7.3 Objective functions, metrics, and evaluation
- [E] When we say an algorithm converges, what does convergence mean?
- [E] How do we know when a model has converged?
- [E] Draw the loss curves for overfitting and underfitting.
- Bias-variance trade-off
- [E] What’s the bias-variance trade-off?
- [M] How’s this tradeoff related to overfitting and underfitting?
- [M] How do you know that your model is high variance, low bias? What would you do in this case?
- [M] How do you know that your model is low variance, high bias? What would you do in this case?
- [E] Explain different methods for cross-validation.
- [M] Why don’t we see more cross-validation in deep learning?
Train, valid, test splits.
- [E] What’s wrong with training and testing a model on the same data?
- [E] Why do we need a validation set on top of a train set and a test set?
- [M] Your model’s loss curves on the train, valid, and test sets look like this. What might have been the cause of this? What would you do?
[E] Your team is building a system to aid doctors in predicting whether a patient has cancer or not from their X-ray scan. Your colleague announces that the problem is solved now that they’ve built a system that can predict with 99.99% accuracy. How would you respond to that claim?
- F1 score.
- [E] What’s the benefit of F1 over the accuracy?
- [M] Can we still use F1 for a problem with more than two classes. How?
Given a binary classifier that outputs the following confusion matrix.
Predicted True Predicted False Actual True 30 20 Actual False 5 40
- [E] Calculate the model’s precision, recall, and F1.
- [M] What can we do to improve the model’s performance?
- Consider a classification where 99% of data belongs to class A and 1% of data belongs to class B.
- [M] If your model predicts A 100% of the time, what would the F1 score be? Hint: The F1 score when A is mapped to 0 and B to 1 is different from the F1 score when A is mapped to 1 and B to 0.
- [M] If we have a model that predicts A and B at a random (uniformly), what would the expected F1 be?
- [M] For logistic regression, why is log loss recommended over MSE (mean squared error)?
- [M] When should we use RMSE (Root Mean Squared Error) over MAE (Mean Absolute Error) and vice versa?
- [M] Show that the negative log-likelihood and cross-entropy are the same for binary classification tasks.
- [M] For classification tasks with more than two labels (e.g. MNIST with 10 labels), why is cross-entropy a better loss function than MSE?
- [E] Consider a language with an alphabet of 27 characters. What would be the maximal entropy of this language?
- [E] A lot of machine learning models aim to approximate probability distributions. Let’s say P is the distribution of the data and Q is the distribution learned by our model. How do measure how close Q is to P?
- MPE (Most Probable Explanation) vs. MAP (Maximum A Posteriori)
- [E] How do MPE and MAP differ?
- [H] Give an example of when they would produce different results.
[E] Suppose you want to build a model to predict the price of a stock in the next 8 hours and that the predicted price should never be off more than 10% from the actual price. Which metric would you use?
Hint: check out MAPE.
In case you need a refresh on information entropy, here's an explanation without any math.
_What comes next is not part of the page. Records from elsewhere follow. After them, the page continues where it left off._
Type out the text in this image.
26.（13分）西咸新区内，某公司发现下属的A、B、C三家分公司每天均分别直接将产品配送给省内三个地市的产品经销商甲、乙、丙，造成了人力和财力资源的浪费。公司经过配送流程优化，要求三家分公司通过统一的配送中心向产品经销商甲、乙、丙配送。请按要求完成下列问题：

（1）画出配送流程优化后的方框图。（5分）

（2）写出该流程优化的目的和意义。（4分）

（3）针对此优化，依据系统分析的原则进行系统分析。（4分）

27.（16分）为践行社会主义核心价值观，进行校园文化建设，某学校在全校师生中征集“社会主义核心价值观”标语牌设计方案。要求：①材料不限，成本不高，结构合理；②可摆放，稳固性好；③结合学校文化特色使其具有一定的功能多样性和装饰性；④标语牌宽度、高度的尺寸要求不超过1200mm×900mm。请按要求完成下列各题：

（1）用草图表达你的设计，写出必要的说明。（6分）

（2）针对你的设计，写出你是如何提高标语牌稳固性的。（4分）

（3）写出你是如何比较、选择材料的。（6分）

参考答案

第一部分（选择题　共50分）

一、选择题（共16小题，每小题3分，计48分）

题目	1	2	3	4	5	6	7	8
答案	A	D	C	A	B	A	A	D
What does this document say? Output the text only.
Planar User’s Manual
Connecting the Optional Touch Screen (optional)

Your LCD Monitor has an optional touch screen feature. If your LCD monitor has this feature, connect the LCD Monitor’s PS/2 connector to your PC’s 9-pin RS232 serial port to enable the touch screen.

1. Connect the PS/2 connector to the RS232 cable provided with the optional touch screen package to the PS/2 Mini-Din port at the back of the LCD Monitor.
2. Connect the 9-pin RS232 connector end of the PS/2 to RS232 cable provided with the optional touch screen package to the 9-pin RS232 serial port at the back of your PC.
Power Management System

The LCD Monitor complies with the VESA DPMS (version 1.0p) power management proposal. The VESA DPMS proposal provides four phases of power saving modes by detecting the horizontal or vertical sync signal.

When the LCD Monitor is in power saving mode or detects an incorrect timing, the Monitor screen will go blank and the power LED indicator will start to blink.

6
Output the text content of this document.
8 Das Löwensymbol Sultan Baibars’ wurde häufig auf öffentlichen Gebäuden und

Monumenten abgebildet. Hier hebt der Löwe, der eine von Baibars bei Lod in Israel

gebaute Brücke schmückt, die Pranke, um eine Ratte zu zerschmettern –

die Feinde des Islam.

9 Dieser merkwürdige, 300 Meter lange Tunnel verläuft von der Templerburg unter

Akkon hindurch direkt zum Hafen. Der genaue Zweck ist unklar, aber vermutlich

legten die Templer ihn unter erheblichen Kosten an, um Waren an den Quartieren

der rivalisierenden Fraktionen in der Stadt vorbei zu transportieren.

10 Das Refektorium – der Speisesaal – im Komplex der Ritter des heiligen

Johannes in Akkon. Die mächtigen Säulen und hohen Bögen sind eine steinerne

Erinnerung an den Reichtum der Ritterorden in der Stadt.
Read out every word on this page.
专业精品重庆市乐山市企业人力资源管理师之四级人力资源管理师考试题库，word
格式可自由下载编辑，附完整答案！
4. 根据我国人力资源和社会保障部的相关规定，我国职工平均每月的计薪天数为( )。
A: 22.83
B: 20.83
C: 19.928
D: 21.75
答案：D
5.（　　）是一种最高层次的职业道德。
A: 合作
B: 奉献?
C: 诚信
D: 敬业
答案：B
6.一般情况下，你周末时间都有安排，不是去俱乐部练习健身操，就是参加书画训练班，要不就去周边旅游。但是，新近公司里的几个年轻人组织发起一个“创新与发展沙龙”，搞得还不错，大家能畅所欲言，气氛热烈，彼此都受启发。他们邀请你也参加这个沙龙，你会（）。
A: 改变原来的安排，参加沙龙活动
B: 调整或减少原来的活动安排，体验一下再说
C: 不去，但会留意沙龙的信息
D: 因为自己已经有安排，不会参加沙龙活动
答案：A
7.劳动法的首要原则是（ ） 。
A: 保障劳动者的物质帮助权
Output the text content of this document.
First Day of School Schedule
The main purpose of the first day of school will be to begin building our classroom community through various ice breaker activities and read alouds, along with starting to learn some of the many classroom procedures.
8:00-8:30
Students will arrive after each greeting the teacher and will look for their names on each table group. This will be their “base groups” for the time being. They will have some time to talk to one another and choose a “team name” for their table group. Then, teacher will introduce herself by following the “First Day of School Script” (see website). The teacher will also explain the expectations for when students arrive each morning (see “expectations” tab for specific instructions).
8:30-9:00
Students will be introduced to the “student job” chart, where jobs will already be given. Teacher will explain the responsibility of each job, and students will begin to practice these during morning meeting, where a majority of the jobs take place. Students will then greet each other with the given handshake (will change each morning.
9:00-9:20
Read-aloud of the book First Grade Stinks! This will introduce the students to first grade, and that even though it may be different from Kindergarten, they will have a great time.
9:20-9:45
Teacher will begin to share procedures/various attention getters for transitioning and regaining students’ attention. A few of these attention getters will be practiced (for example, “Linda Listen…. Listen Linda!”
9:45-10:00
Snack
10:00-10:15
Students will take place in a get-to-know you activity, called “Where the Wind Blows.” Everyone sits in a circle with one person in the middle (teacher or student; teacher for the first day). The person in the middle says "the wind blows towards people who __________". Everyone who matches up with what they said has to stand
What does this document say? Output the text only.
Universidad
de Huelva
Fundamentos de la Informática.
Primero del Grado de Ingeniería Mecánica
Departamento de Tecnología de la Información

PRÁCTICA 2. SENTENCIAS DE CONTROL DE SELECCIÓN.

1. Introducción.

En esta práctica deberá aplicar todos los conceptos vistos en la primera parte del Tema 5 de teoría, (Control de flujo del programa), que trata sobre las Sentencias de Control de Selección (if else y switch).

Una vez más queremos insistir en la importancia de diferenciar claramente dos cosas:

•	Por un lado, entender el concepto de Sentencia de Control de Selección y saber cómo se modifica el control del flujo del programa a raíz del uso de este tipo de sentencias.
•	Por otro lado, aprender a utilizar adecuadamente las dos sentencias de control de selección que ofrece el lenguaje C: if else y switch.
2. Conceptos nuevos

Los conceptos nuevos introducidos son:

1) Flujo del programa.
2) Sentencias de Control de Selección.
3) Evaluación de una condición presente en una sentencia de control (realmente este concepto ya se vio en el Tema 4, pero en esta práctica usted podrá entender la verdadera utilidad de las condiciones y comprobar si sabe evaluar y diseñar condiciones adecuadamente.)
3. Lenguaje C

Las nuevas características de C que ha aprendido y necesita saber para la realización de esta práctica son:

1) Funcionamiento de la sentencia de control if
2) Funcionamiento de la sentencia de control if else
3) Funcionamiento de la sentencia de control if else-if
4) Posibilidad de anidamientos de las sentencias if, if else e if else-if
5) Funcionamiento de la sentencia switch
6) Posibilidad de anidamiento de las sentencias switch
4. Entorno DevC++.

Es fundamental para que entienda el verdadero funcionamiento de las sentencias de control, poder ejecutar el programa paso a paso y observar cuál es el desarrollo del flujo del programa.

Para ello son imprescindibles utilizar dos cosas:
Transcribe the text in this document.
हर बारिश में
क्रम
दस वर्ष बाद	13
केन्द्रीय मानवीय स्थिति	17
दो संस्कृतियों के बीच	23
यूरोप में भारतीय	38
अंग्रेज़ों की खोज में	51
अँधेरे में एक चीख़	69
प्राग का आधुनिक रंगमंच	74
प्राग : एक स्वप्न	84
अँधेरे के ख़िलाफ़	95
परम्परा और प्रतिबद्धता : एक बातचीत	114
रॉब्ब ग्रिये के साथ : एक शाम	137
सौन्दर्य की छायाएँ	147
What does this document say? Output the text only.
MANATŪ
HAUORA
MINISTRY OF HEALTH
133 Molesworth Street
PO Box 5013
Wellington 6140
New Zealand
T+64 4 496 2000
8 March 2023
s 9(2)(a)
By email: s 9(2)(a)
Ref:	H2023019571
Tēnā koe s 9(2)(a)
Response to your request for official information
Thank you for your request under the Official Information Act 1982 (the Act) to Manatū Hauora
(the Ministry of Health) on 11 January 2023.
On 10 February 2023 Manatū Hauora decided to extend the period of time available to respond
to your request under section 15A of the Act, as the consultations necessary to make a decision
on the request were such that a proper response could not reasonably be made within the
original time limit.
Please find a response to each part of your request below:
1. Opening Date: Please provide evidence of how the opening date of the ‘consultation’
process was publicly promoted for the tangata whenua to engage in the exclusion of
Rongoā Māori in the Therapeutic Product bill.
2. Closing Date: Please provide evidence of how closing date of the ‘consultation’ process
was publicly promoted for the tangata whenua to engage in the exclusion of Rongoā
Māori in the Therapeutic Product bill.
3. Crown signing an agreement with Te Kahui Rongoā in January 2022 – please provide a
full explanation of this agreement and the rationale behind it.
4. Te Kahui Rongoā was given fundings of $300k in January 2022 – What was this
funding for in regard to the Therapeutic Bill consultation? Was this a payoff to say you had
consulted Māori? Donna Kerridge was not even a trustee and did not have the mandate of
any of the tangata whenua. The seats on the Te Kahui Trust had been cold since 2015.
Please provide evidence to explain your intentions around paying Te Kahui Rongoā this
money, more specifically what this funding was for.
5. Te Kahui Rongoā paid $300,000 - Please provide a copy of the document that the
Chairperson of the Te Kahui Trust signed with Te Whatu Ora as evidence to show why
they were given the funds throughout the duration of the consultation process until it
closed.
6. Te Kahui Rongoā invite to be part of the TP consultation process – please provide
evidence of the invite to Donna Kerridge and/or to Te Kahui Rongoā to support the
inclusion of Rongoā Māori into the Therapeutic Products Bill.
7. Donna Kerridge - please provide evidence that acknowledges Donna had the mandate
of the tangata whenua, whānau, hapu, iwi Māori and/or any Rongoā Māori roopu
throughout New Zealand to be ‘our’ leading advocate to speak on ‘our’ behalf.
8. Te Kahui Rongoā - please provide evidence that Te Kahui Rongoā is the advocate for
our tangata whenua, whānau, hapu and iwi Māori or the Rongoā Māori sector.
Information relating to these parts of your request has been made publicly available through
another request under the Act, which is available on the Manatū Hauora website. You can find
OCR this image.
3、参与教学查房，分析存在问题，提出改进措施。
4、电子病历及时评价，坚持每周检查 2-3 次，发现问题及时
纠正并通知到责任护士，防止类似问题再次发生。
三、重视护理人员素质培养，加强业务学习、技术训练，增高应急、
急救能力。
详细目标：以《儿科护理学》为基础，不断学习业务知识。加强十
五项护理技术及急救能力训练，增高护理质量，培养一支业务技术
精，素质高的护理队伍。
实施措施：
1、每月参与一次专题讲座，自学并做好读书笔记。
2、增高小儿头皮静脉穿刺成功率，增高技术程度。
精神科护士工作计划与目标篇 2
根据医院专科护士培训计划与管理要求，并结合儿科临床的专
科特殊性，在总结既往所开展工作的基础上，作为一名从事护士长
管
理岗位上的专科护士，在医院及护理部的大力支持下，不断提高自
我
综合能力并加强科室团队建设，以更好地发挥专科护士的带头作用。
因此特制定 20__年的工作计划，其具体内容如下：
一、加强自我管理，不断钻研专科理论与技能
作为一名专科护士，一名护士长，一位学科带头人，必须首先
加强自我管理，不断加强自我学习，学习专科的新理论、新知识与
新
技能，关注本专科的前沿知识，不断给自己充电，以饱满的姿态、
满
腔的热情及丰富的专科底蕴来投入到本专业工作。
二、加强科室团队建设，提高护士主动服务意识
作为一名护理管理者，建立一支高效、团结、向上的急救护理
Your parents are finally letting you adopt a pet! They spend the entire weekend taking you to various pet shelters to find a pet.
The first shelter has only dogs. Your mom covers your eyes when your dad picks out an animal for you. You don't need to open your eyes to know that this animal is a dog. It isn't hard to guess.
The second shelter has both dogs and cats. Again your mom covers your eyes and your dad picks out an email. This time, you have to think harder to guess which animal is that. You make a guess that it's a dog, and your dad says no. So you guess it's a cat and you're right. It takes you two guesses to know for sure what animal it is.
The next shelter is the biggest one of them all. They have so many different kinds of animals: dogs, cats, hamsters, fish, parrots, cute little pigs, bunnies, ferrets, hedgehogs, chickens, even the exotic bearded dragons! There must be close to a hundred different types of pets. Now it's really hard for you to guess which one your dad brings you. It takes you a dozen guesses to guess the right animal.
Entropy is a measure of the "spread out" in diversity. The more spread out the diversity, the header it is to guess an item correctly. The first shelter has very low entropy. The second shelter has a little bit higher entropy. The third shelter has the highest entropy.